Today you woke up and your papa and i sang happy birthday to you and you listened to us curiously and then said ‘pancakes?’ so of course we made you pancakes.
You opened some presents from uncle vinny & aunty brooke and oma & grandpa and mama & papa. Then we walked to your favourite truck park on 70th and 9th and we met some of your favourite little friends. Baby Elijah was there and Jamie and Fyo and Emy and Kimbre and baby Guy and Zev and baby Yael and Henrik and Ernie. It was probably the best day of your life.
We ate fruit and hummus and crackers and mama nearly forgot about the cupcakes that we had hidden from you but thankfully you reminded me.
You are the sweetest, cheekiest, jumpiest, fastest, most loving little girl we could hope for. You run so quickly, you kiss us so much, you sing so beautifully and you jump so high. So many people love you and you are the brightest thing in our lives.
Love mama & papa
so here we are. 2 months away from your second birthday and it’s gone too fast. i want to remember these moments so badly. you are the sweetest little girl with the sweetest little kisses and the sweetest little voice. part of me can’t stand the thought of you getting older but then part of me is so excited to see the gorgeous person you are growing to be.

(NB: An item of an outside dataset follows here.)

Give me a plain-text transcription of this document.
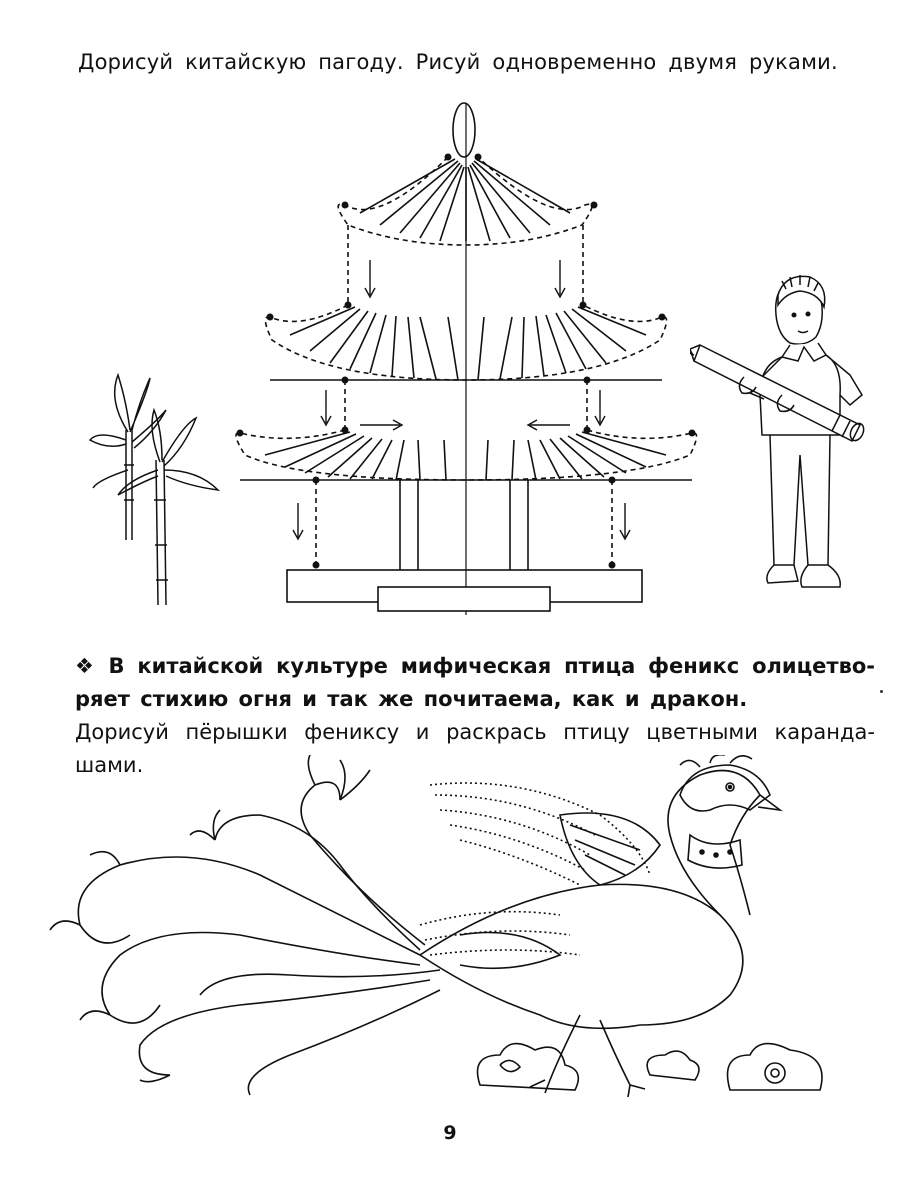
Дорисуй китайскую пагоду. Рисуй одновременно двумя руками.
❖ В китайской культуре мифическая птица феникс олицетво-ряет стихию огня и так же почитаема, как и дракон.
Дорисуй пёрышки фениксу и раскрась птицу цветными каранда-шами.
9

the other day i was sitting with you on the floor and trying to teach you how to jump and you were so close to getting it and it suddenly hit me how crazy it is that this is the same girl who not so long ago (in the scheme of things) lay in my arms, unable to hold her own head up. i watched you cheer and clap for yourself every time you tried to jump and i thanked the universe for bringing such a sweet girl into my life.

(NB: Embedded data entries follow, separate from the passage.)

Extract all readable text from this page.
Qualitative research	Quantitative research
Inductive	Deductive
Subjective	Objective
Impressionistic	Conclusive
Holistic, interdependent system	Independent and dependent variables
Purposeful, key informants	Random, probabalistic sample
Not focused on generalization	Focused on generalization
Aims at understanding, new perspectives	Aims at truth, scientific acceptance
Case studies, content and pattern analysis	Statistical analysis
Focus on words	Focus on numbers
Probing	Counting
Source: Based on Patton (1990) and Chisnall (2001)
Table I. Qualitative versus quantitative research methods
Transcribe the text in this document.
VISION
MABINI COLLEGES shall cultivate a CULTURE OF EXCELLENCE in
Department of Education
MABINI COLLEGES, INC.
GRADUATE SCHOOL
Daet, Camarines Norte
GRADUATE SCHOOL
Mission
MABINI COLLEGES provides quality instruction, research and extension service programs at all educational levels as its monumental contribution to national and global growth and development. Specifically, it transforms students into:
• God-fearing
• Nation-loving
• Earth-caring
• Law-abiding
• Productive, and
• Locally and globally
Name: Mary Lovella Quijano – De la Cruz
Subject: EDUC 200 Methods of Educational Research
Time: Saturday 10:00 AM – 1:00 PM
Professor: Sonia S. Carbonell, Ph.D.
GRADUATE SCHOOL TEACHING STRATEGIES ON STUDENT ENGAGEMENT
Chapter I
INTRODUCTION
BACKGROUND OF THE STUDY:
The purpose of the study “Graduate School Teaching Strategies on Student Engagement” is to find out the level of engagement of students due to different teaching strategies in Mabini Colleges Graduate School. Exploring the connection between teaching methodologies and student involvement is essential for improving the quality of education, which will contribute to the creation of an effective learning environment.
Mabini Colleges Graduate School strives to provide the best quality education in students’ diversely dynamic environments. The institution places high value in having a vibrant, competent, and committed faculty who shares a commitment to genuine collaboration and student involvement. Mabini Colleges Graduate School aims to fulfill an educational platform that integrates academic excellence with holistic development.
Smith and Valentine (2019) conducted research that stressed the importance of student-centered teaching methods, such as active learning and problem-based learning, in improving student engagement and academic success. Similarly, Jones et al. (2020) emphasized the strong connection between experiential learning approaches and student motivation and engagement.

the other day i was holding you as you drank your bottle after nap-time and you were looking into my eyes like you used to when you nursed. you reached up and gently brushed some hair out of my eyes with your little hand and then you pulled the bottle out of your mouth, leaned up and gave me the sweetest kiss on the mouth then went right back to drinking. i never want to forget that moment.
you say all the things except most people don’t understand you. i understand you most of the time but sometimes when I don’t, you look at me really hard in the eye and repeat what you said in such a way as to say ‘mama, come on’ and i smile and say ‘ah!’ and pretend that I understand but you always seem to know when i don’t.

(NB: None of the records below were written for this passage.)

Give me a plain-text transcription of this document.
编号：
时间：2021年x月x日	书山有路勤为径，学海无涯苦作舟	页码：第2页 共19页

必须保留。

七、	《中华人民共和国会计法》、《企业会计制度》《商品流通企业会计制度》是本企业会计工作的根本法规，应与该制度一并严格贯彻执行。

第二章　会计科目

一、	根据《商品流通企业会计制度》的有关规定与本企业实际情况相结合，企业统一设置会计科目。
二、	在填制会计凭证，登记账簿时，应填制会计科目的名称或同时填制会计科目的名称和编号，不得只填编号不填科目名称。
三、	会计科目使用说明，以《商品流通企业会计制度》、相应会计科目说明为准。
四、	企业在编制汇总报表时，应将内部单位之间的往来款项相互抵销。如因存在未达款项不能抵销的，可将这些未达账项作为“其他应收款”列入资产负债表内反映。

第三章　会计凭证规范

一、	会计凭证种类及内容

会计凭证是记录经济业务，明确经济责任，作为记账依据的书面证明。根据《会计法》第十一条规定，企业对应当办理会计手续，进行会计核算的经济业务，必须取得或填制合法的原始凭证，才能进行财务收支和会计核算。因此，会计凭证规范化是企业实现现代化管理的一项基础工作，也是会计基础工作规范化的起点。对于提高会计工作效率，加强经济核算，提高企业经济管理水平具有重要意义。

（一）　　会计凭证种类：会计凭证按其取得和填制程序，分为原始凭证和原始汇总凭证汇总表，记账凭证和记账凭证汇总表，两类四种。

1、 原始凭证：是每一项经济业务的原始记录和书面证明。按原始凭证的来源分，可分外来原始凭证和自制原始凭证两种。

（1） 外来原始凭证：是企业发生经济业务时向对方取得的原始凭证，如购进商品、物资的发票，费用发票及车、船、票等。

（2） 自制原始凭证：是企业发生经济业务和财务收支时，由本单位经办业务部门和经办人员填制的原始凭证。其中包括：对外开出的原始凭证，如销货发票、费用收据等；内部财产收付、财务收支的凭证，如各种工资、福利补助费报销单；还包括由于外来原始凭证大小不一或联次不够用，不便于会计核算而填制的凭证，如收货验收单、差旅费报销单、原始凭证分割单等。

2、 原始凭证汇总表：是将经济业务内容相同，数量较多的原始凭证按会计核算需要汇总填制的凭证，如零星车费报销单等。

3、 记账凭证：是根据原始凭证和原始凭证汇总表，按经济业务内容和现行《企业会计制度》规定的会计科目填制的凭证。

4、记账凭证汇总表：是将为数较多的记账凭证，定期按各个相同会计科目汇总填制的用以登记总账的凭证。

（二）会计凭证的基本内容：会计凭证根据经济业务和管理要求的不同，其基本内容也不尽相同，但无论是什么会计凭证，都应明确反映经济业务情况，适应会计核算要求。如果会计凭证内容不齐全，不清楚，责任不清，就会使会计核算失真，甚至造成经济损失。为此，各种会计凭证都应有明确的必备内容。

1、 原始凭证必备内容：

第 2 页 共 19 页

you love singing and you sing all the time even though you don’t know the words. you have a pretty good tune considering your parents are musically disabled and it is possibly the most joyful thing ever to wake up to you singing ‘twinkle twinkle’ or to watch you singing to your dolls.
you are so determined and so every day is pretty crazy. sometimes we’re winning and sometimes we’re struggling and sometimes it can take us at least an hour to get dressed for music class or sometimes we hurt the ears of everyone in the supermarket while you provide the screaming theme song of me rushing to pick up some groceries with a crazy toddler. i feel like it kinda sucks sometimes, i’m not gonna lie, but then you grab my face and kiss me fiercly and i realise that this doesn’t suck. it’s the most gloriously rewarding thing i’ve ever done, even if the rewarding part only shows itself in brief 1 hour intervals throughout the day.
gah! sigh. i love you so much it hurts.